4. Save on Prescription Drugs the Same Way You Save at the Grocery Store

Insurance companies charge prescription co-pays in tiers. Unsurprisingly, name-brand drugs cost more than generics. If there isn’t a generic version of your medication, visit the drug manufacturer’s website and look for a “co-pay savings card” to lower the cost. Also, check for manufacturer coupons. 

Similar to shopping at Costco or Sam’s Club, buying in bulk can save you. Ask your doctor about writing your maintenance prescriptions (medication you take all the time) as a 90-day supply instead of 30. Many policies only charge double for a three-month supply, essentially giving you a buy two, get the third free deal. 

Your co-pay fee may not be the best price. Platforms like GoodRx, Amazon Pharmacy, and TrumpRx may offer your medication at a lower fee. The catch is that, by not using your insurance, the amount you pay isn’t going toward your deductible. 

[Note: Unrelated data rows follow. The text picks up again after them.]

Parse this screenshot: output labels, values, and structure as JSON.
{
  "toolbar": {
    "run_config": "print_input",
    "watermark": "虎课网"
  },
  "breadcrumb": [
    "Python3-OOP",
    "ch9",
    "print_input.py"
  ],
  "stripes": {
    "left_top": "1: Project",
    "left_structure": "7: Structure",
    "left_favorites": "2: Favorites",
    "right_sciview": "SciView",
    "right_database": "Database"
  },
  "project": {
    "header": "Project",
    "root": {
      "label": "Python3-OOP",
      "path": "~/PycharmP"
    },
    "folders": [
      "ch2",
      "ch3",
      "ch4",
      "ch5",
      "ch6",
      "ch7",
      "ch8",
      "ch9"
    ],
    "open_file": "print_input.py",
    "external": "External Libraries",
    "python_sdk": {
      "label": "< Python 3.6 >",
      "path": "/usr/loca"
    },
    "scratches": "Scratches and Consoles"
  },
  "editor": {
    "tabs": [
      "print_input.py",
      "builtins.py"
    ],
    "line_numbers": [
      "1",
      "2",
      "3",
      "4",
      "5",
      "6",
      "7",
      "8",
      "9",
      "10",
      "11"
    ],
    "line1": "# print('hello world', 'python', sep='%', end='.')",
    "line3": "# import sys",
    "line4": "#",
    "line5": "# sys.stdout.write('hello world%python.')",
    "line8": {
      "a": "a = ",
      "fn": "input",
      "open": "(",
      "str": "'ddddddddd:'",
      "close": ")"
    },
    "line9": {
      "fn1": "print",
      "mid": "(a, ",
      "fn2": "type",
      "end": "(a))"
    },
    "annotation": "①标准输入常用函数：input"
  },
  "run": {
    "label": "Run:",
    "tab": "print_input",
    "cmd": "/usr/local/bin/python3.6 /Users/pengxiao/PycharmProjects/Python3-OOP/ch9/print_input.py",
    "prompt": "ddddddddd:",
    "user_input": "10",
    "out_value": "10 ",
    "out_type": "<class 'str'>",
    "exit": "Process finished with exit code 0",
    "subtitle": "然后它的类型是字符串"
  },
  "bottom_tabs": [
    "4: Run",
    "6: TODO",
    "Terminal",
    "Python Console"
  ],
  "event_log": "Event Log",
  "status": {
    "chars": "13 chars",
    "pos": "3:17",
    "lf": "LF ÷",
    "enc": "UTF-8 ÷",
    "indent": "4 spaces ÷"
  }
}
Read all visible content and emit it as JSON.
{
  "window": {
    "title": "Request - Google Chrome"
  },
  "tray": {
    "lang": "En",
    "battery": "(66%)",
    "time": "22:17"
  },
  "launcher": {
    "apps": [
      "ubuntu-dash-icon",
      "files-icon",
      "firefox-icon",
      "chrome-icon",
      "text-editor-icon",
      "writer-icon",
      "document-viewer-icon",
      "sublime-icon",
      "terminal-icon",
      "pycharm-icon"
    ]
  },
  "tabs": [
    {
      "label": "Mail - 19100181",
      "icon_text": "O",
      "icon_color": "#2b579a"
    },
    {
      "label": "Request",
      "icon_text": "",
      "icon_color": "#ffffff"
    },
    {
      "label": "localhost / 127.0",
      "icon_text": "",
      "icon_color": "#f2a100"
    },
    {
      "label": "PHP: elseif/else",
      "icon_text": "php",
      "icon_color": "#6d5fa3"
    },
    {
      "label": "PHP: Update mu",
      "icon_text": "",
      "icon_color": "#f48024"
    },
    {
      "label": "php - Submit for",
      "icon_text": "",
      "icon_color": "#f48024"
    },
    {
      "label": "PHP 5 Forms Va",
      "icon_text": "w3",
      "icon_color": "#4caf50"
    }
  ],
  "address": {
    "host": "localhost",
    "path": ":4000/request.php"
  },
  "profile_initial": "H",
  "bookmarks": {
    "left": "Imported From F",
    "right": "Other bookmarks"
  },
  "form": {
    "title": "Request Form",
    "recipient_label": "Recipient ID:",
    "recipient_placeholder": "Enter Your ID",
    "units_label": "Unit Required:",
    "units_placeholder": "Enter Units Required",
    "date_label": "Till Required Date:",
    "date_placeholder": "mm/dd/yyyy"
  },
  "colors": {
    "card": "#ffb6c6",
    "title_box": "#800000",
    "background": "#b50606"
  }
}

5. Shop Around for Medical Tests

Facility fees started appearing around 25 years ago to cover the high overhead of hospital-based facilities. But they’ve shot up more than 530% since their origins, and they’re often still a surprise for some of us that were used to just getting one bill from our doctor. 

So, if you need bloodwork, an MRI, a CAT scan, or the like, check out the total price at different locations. For instance, going to a LabCorp or Quest Diagnostics can be a third of the cost compared to a hospital lab. An independent imaging center may charge less than half for an MRI.